How They Appear in the Inspector

Conditions are serialized with [SerializeReference] and [JungleClassSelection], so they render as TypeSelectableFields. When used in a list, they render as a JungleList with add/remove and drag reorder.

Each condition entry shows:

  1. The condition type name (clickable to change)
  2. The invert toggle
  3. The condition's configuration fields (expanded via foldout)

Compatibility Validation

Some conditions require specific context from their host. For example, DistanceToTargetCondition needs the host process to implement a distance-measurable interface. Jungle validates compatibility at edit time:

  • If a condition is incompatible with its host process, a warning appears in the Inspector
  • The IsCompatibleWith(object host) method on ExecutionCondition drives this check

Watch for compatibility warnings

If you see an Inspector warning about an incompatible execution condition, switch to a condition that works with your process type. The warning text will indicate what the condition requires.

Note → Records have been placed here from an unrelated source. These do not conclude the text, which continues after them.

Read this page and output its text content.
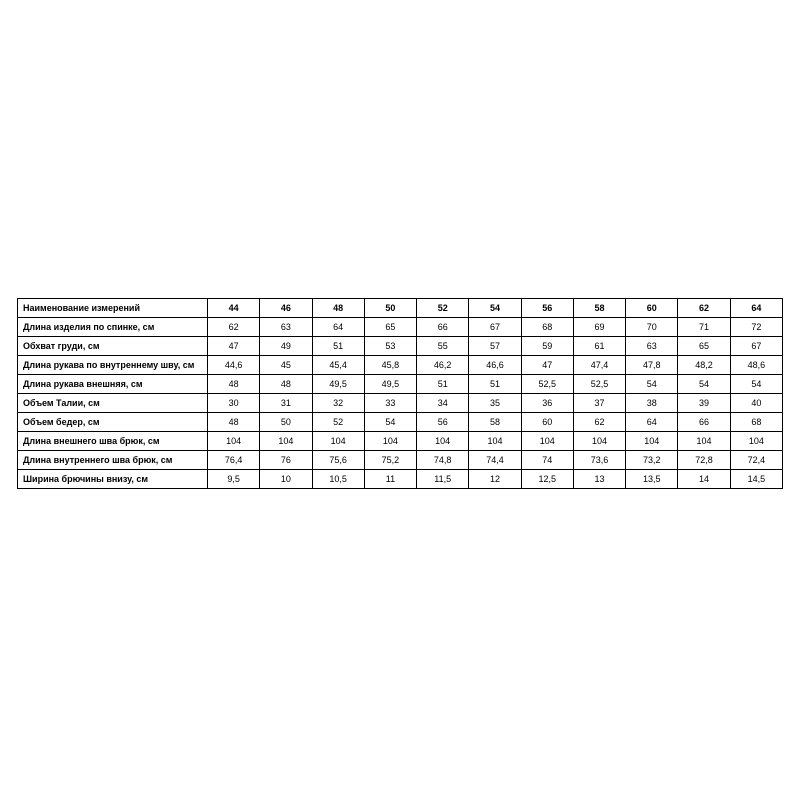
Наименование измерений	44	46	48	50	52	54	56	58	60	62	64
Длина изделия по спинке, см	62	63	64	65	66	67	68	69	70	71	72
Обхват груди, см	47	49	51	53	55	57	59	61	63	65	67
Длина рукава по внутреннему шву, см	44,6	45	45,4	45,8	46,2	46,6	47	47,4	47,8	48,2	48,6
Длина рукава внешняя, см	48	48	49,5	49,5	51	51	52,5	52,5	54	54	54
Объем Талии, см	30	31	32	33	34	35	36	37	38	39	40
Объем бедер, см	48	50	52	54	56	58	60	62	64	66	68
Длина внешнего шва брюк, см	104	104	104	104	104	104	104	104	104	104	104
Длина внутреннего шва брюк, см	76,4	76	75,6	75,2	74,8	74,4	74	73,6	73,2	72,8	72,4
Ширина брючины внизу, см	9,5	10	10,5	11	11,5	12	12,5	13	13,5	14	14,5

Creating Custom Conditions

Extend ExecutionCondition and implement Evaluate():

[Serializable]
[JungleClassInfo("Stops after a health threshold is reached", "Icons/health", "Gameplay")]
public class HealthThresholdCondition : ExecutionCondition
{
    [SerializeField] private float threshold = 0.5f;

    [SerializeReference] [JungleClassSelection]
    private IValue<float> health;

    protected override bool Evaluate()
    {
        return health.Value() > threshold;
    }
}

The condition will appear in the class selection popup under the "Gameplay" category and can be assigned to any FlexibleProcess execution condition slot.